Saint Peter and Paul Church (Sinan Pasha Mosque), Famagusta: A Forgotten Gothic Moment in Northern Cyprus
Inferno, Volume IX, 2004
When Pope Urban II called the Council of Clermont in 1095, and in so doing ordered the start of the Crusades to the Holy Land, it was neither obvious nor predictable what the consequences for Cyprus might be. Within a century the island had been gifted to the French and thus embarked on a millennium which subjected the indigenous population, by way of commerce and occupation, to Lusignan, Venetian, Genoan, Ottoman and British sociopolitical influence. As a consequence there remains today a cultural and aesthetic eclecticism which manifests itself in the rich juxtaposition of styles and influences apparent in the buildings which stand as the monolithic legacies of these ideological rivalries and power struggles.
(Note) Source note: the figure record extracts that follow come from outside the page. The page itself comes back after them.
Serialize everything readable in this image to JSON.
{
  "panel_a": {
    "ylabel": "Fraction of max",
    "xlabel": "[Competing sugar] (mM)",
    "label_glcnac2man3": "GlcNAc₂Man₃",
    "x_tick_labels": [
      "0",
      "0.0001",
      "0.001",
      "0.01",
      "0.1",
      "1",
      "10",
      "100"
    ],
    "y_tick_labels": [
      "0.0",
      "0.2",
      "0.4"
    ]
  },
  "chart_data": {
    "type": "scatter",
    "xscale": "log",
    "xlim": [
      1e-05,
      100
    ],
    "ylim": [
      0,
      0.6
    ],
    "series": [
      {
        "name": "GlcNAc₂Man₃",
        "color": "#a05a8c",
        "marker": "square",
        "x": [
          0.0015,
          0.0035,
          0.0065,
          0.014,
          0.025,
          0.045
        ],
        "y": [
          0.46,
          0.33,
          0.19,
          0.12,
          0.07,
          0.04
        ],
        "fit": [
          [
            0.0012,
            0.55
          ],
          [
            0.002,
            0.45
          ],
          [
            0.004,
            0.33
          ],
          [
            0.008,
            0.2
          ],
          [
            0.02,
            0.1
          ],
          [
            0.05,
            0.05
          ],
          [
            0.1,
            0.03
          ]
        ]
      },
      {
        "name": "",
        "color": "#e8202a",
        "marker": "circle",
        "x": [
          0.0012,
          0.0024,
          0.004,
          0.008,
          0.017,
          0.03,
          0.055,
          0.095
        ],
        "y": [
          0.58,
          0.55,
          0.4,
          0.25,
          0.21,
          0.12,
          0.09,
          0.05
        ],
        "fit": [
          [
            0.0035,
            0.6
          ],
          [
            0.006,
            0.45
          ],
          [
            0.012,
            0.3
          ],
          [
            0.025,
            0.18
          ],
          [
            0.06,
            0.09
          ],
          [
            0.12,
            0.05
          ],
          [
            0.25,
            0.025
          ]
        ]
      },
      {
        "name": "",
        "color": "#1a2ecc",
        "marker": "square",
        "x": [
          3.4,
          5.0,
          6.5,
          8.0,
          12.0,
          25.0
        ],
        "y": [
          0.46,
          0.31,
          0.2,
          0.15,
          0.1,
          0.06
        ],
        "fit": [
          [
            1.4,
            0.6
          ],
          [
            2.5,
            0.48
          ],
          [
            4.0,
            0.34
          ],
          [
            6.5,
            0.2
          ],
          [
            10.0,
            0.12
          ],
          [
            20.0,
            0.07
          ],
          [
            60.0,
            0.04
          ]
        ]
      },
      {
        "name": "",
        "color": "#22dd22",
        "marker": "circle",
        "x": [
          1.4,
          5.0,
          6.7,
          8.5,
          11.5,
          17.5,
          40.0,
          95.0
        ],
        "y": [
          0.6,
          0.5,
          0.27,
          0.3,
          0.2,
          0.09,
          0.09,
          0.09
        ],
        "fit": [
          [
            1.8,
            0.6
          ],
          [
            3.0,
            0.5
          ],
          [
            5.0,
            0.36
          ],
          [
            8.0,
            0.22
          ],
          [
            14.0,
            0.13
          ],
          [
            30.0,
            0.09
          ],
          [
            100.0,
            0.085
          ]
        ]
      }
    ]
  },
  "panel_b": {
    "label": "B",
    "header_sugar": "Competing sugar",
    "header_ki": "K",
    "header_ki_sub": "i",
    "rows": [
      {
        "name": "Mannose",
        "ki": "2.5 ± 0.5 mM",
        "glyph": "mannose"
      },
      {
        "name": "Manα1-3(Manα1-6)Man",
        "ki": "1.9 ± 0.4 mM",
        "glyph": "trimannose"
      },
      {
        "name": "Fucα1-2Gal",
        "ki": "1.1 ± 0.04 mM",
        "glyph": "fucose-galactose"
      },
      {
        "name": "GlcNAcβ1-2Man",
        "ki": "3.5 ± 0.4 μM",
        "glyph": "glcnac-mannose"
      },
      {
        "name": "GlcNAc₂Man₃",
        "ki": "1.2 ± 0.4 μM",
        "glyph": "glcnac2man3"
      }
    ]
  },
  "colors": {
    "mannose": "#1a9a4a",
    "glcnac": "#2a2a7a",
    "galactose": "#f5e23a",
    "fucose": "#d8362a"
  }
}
Lawrence Durrell, one of the islands most celebrated literary residents, succinctly described this phenomenon in the 1950s:
Different invasions weathered and eroded it [Cyprus], piling monument upon monument. The contentions of monarchs and empires have stained it with blood, have wearied and refreshed its landscape repeatedly with mosques and cathedrals and fortresses. In the ebb and flow of histories and cultures it has time and time again been a flashpoint where Aryan and Semite, Christian and Mosiem (sic), met in a death embrace.